Selective Laser Sintering (SLS) has been in use for a while.
pukeboy wrote:I can see in the future, high-power laser 3D printers being used to make objects out of alloys rather than the plastics in use now. That will be cool but totally out of the reach of homeowners, a laser capable of fusing metal requires some serious power.
They already DO print in metals, resins and LOTS of other stuff. I've seen a lot of cool stuff at www.shapeways.com This is going to be SOOOO cool.
I heard the plastic is a little too hard/brittle for practical general use, and is best for custom items only right now.
jtobin wrote:Selective Laser Sintering (SLS) has been in use for a while.
mydragonmail wrote:They already DO print in metals, resins and LOTS of other stuff. I've seen a lot of cool stuff at www.shapeways.com This is going to be SOOOO cool.
Time travel is cool but it sometimes confuses me, I don't always remember "when" I'm supposed to be.
They seem pretty cool, but you gotta wonder just how many little plastic gewgaws you need? I might craft a custom drawer handle or something, but that's about it. Probably better off whittling.
We use it at my work, and even though we've only had the machine a few months it's already sped up the process we use it for exponentially, and decreased costs!

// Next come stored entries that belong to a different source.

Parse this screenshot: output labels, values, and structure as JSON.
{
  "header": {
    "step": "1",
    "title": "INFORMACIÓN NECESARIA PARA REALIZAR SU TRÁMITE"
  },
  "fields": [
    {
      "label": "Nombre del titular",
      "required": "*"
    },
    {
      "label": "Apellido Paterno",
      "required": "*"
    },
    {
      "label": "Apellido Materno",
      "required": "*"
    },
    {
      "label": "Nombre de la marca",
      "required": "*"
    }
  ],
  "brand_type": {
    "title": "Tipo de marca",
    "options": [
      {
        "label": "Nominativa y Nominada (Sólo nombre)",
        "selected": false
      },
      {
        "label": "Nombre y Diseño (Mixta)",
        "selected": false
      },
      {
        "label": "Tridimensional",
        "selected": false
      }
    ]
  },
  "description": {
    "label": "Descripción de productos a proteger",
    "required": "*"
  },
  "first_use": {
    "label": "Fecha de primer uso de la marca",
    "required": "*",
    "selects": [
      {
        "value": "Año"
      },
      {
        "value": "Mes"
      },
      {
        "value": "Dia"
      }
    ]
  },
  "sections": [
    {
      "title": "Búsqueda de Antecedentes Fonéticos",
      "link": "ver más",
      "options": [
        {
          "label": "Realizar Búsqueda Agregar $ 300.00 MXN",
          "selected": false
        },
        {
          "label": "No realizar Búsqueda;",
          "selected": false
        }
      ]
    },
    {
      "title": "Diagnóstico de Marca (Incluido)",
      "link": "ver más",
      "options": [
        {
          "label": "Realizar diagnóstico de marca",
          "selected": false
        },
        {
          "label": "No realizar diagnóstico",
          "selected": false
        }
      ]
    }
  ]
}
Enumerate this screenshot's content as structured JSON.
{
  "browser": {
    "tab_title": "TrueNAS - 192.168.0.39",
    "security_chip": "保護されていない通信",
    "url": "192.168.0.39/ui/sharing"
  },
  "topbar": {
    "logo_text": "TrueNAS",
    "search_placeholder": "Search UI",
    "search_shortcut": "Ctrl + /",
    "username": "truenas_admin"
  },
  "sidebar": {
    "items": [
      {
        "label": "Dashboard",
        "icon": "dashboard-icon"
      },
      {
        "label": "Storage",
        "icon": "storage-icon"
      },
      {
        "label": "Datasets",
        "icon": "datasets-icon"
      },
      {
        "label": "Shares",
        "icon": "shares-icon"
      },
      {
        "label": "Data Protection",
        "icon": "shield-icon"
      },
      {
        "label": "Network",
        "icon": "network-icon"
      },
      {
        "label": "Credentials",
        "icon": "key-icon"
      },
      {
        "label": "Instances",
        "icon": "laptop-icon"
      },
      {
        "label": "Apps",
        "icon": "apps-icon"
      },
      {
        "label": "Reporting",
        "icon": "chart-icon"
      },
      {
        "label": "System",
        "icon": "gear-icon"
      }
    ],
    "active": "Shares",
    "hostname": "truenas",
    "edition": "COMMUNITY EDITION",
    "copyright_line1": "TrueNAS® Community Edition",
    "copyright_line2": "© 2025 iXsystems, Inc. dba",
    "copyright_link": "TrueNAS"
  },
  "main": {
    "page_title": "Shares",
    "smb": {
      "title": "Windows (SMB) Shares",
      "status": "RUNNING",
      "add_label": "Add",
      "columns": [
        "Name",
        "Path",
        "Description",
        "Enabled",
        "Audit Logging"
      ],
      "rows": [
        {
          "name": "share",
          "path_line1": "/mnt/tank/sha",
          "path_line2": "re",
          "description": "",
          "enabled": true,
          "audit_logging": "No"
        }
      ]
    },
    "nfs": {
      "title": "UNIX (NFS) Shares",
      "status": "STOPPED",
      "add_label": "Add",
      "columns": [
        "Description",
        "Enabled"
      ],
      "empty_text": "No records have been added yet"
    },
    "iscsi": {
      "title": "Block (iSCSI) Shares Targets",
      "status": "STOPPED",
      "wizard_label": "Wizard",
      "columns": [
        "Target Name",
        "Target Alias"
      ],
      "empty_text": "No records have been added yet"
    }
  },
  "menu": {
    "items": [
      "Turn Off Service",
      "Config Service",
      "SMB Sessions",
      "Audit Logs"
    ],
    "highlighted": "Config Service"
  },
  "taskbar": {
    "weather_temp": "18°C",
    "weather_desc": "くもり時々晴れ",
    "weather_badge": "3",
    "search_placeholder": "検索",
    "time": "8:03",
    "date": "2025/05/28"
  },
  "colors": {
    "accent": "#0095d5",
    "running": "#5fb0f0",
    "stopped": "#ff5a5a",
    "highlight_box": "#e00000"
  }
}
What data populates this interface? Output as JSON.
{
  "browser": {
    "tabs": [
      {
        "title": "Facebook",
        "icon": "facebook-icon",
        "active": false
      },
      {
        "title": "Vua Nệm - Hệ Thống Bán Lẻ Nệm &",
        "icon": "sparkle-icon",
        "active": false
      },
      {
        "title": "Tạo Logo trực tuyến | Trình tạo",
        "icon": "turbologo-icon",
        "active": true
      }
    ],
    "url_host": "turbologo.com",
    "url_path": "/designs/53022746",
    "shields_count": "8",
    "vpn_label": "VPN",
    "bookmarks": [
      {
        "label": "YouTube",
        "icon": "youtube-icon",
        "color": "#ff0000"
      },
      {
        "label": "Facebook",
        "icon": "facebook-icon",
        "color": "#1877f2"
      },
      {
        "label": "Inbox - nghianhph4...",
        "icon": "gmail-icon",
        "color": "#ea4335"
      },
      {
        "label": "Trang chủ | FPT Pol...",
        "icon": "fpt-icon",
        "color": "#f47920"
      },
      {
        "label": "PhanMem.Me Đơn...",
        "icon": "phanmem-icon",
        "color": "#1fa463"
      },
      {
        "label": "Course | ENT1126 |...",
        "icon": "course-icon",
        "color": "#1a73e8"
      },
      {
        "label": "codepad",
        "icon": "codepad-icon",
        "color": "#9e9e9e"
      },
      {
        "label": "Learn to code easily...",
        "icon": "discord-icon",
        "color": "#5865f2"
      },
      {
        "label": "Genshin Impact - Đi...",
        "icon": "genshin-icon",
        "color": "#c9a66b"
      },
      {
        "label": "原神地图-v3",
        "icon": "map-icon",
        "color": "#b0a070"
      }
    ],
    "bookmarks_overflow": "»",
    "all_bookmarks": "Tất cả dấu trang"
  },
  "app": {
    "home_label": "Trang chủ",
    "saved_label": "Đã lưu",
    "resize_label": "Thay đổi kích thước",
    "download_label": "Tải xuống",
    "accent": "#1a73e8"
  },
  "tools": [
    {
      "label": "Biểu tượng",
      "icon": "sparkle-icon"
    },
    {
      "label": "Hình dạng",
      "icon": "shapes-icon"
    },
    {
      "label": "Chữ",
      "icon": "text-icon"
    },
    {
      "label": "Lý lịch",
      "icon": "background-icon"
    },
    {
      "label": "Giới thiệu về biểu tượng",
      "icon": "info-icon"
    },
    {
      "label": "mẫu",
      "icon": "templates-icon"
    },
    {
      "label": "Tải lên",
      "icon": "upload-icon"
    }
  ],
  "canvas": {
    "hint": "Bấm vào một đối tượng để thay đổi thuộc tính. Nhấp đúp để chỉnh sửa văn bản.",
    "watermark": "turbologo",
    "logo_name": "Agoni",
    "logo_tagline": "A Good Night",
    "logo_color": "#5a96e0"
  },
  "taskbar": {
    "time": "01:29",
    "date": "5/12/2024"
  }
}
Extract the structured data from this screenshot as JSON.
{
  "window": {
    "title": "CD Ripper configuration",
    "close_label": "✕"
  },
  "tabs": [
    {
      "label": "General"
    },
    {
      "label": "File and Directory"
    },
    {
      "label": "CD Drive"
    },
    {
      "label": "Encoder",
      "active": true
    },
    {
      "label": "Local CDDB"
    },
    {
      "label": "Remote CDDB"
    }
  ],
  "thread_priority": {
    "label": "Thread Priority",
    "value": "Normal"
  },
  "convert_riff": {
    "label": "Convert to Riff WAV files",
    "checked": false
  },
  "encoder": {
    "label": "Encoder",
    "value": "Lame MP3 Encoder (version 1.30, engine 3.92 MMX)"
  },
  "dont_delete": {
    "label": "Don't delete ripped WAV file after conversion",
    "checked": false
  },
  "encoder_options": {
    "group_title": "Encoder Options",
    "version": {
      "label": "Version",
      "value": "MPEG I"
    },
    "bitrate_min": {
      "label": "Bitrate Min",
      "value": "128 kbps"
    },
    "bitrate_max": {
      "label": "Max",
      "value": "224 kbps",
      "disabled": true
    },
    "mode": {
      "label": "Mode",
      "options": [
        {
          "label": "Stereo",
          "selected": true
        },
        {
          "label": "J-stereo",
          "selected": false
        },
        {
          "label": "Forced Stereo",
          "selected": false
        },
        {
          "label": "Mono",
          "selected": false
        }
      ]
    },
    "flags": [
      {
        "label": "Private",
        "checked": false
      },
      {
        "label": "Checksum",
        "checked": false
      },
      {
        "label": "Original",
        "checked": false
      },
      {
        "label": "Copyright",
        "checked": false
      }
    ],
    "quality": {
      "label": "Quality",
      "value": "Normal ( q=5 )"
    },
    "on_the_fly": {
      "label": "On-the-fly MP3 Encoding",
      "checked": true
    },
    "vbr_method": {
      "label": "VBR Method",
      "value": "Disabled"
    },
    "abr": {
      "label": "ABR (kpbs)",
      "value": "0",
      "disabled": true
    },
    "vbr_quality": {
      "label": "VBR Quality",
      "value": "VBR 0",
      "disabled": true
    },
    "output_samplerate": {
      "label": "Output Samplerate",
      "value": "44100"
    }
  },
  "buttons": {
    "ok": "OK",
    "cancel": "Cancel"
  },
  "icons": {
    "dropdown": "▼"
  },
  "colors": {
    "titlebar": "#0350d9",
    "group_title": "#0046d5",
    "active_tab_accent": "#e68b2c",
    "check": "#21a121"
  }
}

Can't wait until the price comes down more so I can buy one myself =)
From a mass production standpoint, 3D printed (plastic) parts will never be as strong or as fast to produce as injection molded parts. 3D printing is good for rapid prototyping and for parts that won't take much abuse. From my experience, the CAD software required to make 3D printed parts isn't exactly cheap...
A friend of mine works at Makerbot, and they're already printing their own manufacturing equipment. I think the layperson underestimates how pervasive they will be.
Moueska wrote:I heard the plastic is a little too hard/brittle for practical general use, and is best for custom items only right now.
Most recent consumer-based printers use ABS plastic (what LEGOs are made out of). This is more than strong enough for most applications that don't involve heavy torque or high temperatures. SLAs(StereoLithography Apparatus), use resin that cures at specific light frequency and draw with a LASER. This is not as strong, but considered ABS-like. SLS (Selective LASER Sintering), as someone said earlier, involves metalsooo which can range from aluminum to titanium to amorphous metals. This is the technology that NASA is using for their next rocket engine. In addition to these main types, they are working on tissue printers, wax and powder printers already exist and a huge number of other possibilities. I personally think that 3D printers will be revolutionary in certain fields. I personally am hoping to eventually move into the field of 3D printed prosthetics, where they 3D scan someone's knee or hip, someone recreates it in a CAD program, the prosthetic is printed and then a surgeon implants it into the patient. Source: I am an engineer in charge of my company's SLA equipment.
I think 3D printing will dramatically change the manufacturing processes beyond imagination, but amazed with the answer percentage to the poll. Really users of new technology--some people are just to afraid of change or stupid.
It will be banned by large corp's before it will become mainstream and useful.
Purdue offers a class where the major project is to design a toy, and then 3D print it out. https://engineering.purdue.edu/toydesign/wp/
http://defcad.org/ Only a matter of time before individuals are prohibited from owning 3D printers now... For our own good, you know? And maybe to protect the intellectual property and profitability of companies that might see local competition if these become common.